Genç yutkundu. Rahatsız olacağı bir davranış mı sergilemişti yoksa? Sesinin titremesine engel olamayaraktan

"Neden?" Diye sordu. Aklında duran tüm soruların içinde geçen o sözcüğü sormak yeterli miydi?

Yine de nefesinin son damlasına sormaya karar verdi. Kıza kızgın mıydı? Asla. Kendisi onun hayatına girmişti. Kıza kırılmış mıydı? Evet. Onu böyle heveslendirip sonrasında hayal kırıklığına uğratması çocuğu kırmıştı. Ama insan zaten sevdiğine kırılmaz mıydı?

Hafifçe titredi, ağzını açtı. Sesi yüksek değildi. Titriyordu ve çok zayıftı. Minho bunu umursuyor gibi görünmüyordu. Kız kendisine bakmasa da çocuk kızın gözlerinde kaybolmayı kafasına koymuştu.

"O...O zaman ne-neden ya-yani şey şey-"

Kız Minho'yu kırdığını o zaman anlamıştı. Çocuk onun gözünde hep neşeliydi. Kıza şuana kadar kırılma belirtisi göstermemişti ve kız da aldanmıştı. O zaman ne kadar da büyükçe birine dönüştüğünü farketti.

Sayılardan başka bir şeyle ilgilenmeyen büyüklere benzemişti. Düşüncesi onu titretmişti. Ama şuan kendini düşünemezdi. Kalbini kırdığı çocuk onun için daha önceydi.

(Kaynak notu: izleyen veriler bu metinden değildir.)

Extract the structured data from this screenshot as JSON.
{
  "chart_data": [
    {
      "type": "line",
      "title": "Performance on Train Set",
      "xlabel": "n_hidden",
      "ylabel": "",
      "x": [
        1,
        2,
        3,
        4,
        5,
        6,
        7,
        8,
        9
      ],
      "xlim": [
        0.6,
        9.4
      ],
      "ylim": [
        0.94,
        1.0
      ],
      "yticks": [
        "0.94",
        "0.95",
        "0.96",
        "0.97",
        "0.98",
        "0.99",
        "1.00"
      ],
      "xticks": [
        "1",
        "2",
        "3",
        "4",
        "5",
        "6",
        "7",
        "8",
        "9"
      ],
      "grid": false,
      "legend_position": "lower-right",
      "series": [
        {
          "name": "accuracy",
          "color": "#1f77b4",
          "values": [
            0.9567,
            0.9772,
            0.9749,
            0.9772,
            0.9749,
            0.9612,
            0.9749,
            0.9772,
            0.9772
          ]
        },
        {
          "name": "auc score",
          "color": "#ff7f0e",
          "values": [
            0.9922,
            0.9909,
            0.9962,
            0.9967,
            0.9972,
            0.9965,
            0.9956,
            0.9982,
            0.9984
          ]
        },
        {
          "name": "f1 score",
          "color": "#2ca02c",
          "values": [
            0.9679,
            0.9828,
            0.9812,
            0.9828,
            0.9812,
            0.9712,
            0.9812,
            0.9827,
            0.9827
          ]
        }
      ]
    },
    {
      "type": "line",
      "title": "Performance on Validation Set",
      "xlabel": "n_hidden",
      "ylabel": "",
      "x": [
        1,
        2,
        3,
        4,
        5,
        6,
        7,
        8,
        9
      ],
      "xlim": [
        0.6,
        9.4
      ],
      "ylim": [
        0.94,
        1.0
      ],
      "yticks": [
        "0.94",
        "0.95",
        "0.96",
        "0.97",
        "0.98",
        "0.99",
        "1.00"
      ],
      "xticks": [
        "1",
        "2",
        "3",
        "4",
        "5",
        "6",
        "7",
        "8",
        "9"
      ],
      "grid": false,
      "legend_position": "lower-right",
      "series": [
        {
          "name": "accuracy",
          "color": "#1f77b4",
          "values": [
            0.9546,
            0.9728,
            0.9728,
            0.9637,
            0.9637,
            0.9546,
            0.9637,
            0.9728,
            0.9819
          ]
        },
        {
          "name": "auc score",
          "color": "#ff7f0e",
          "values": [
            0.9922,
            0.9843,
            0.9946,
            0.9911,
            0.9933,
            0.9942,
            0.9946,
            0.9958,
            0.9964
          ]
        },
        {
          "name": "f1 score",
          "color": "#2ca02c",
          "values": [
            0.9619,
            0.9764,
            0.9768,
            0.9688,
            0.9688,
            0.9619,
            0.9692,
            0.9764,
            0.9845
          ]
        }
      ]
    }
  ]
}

O sırada farketti Seol, birini kırmanın ne kadar acı ve rahatsızlık verici bir duygu olduğunu. Ama diğer çocuklar ,onlara çocuk demek doğru değildi yetişkin ruhlu çocuk bedenler derdi kız onlara, ve yetişkinler bunu çok rahat yapıyorlardı.

Oysa birini kırmak iğrenç bir duyguydu. Kız düşüncelerinde birini kırmanın ne kadar kötü olduğunu düşünürken çocuk da kelime dağarcığında kendisi için söz arıyordu.

Uygun kelimeleri bulduğu sırada ağzını açmak istedi oğlan ama ağzını kapatan küçük eller onu susturmuştu. Kız ellerini çocuğun ağzına kapatmıştı çünkü daha fazla çocuğun kırgın sesini duymak istemiyordu. Kırdığı yakışıklı gence cevap vermek için ağzını açtı. Ne olursa olsundu evde. Şuan da karşısındaki gencin mutlu olması daha önemliydi.